Before you make any changes to the DNS setup, we need to verify that your VMclient can connect to devices on the main network.
From the files you sent the client is on ip 172.18.46.118 and has a default route via 172.18.46.113
That says it is in a little 16 host network of its own, ip range 172.18.46.112/28.
assuming the router on 172.18.46.113 is functional, it should be able to connect out.
And indeed your VMhost has a virtual Ethernet adapter with that address.
Your VMhost also has a route
172.18.46.112 255.255.255.240 On-link 172.18.46.113 5256
172.18.46.113 255.255.255.255 On-link 172.18.46.113 5256
which will send traffic back into the little client network.
So within your VMhost everything works (thus why you can reach the pihole from the windows host)
However, your windows VMhost is not a router, running a routing protocol to announce the existence of that 172.18.46.112/28 network to the rest of your network, so outside the VMhost, nobody knows how to find that network.
You could run a routing protocol on that VMhost, but that is rather a sledgehammer to crack a walnut.
I don't know the details of your real router, but most have a provision for adding static routes.
If you configure a static route on the "real" router with a destination of 172.18.46.112/28 (or 172.18.46.112 255.255.255.240 if it uses that notation), and nexthop 10.0.0.88 (the ip address bound to the "real" Ethernet NIC on your VMhost, the rest of your network will send requests for your VMclient to their default gateway (your real router) which will know from the static route to forward that traffic to the VMhost, which knows how to send on into the virtual networK.
There are nasty things call firewalls however, which can get in the way. So test..
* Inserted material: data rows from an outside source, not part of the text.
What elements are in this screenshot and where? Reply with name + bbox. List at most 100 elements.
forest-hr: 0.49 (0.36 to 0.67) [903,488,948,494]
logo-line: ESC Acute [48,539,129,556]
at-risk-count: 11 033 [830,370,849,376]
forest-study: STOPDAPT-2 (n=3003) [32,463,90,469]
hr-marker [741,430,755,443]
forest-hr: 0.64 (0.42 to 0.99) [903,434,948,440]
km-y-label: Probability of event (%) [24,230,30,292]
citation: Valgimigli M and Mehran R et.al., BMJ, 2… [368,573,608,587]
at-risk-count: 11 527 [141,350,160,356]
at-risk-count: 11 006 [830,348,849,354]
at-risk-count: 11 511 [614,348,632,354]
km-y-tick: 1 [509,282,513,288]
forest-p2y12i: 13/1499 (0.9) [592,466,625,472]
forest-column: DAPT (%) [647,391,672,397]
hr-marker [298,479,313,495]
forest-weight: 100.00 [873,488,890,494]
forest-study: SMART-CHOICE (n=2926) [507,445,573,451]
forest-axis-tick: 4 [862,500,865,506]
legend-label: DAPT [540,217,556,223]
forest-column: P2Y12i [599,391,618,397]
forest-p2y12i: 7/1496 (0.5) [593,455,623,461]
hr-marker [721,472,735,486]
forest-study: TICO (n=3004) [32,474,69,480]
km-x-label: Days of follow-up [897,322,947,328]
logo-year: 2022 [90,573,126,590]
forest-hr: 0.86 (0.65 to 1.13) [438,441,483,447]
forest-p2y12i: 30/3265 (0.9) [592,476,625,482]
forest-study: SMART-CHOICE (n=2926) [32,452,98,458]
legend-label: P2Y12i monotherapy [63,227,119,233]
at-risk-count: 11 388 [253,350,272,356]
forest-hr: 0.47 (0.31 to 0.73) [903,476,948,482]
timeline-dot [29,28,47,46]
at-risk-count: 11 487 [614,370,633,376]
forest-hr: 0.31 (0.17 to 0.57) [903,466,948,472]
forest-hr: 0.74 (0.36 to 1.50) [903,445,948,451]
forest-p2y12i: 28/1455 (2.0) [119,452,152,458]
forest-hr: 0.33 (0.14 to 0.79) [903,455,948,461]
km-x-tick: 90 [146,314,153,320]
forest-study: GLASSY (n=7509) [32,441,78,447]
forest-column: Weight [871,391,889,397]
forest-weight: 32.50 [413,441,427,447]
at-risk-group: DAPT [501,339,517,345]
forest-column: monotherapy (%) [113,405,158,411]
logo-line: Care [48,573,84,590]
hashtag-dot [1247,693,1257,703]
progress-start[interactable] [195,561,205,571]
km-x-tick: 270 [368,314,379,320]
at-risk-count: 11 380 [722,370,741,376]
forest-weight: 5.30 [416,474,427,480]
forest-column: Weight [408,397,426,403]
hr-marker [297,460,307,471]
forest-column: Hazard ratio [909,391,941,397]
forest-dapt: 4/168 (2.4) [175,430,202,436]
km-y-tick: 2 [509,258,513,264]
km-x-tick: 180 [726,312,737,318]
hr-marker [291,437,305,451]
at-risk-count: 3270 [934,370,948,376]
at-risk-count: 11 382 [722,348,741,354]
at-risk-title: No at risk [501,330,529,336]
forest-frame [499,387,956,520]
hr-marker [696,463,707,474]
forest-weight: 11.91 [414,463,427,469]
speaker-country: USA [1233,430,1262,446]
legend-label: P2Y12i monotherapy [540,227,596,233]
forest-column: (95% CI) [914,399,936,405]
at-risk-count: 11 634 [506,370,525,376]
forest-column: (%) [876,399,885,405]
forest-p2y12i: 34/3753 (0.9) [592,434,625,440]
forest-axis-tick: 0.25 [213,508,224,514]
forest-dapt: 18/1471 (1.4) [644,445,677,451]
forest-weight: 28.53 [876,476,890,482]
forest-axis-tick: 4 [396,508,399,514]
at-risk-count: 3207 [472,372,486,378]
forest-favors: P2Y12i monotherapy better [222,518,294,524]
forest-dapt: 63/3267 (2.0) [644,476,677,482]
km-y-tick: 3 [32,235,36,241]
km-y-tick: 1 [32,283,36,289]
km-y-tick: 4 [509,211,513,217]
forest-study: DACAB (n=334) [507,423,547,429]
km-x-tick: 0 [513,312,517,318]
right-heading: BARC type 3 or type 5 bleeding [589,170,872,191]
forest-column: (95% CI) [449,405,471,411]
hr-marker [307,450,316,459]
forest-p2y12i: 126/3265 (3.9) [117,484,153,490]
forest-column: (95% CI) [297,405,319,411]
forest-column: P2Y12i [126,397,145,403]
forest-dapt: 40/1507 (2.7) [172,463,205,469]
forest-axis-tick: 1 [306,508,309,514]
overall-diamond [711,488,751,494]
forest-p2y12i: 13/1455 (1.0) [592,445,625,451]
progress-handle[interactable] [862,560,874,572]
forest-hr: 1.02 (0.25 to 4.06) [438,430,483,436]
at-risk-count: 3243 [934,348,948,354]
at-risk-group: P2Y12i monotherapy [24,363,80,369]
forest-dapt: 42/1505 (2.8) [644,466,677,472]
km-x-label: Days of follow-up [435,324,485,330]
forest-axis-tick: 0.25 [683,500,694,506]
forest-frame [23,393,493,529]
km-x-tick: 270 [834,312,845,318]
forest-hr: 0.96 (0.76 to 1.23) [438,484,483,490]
Test from the VMhost with:
ping 172.18.46.118
tracert 172.18.46.118
If nothing is being stupid (Windows 10 is stupid by default, Ubuntu is not usually) those requests should complete from the VMhost with or without the static route, but will fail from everywhere else.
after you configure the static route, they should work from any device on your network.
final tests:
From your VMguest
ping 10.0.0.138
traceroute 10.0.0.138
should also now work.
also
ping 8.8.8.8 (google DNS)
traceroute 10.0.0.138
ergo you have access to the internet.
Get to this point, and we can start considering how to integrate pihole into your DNS setup.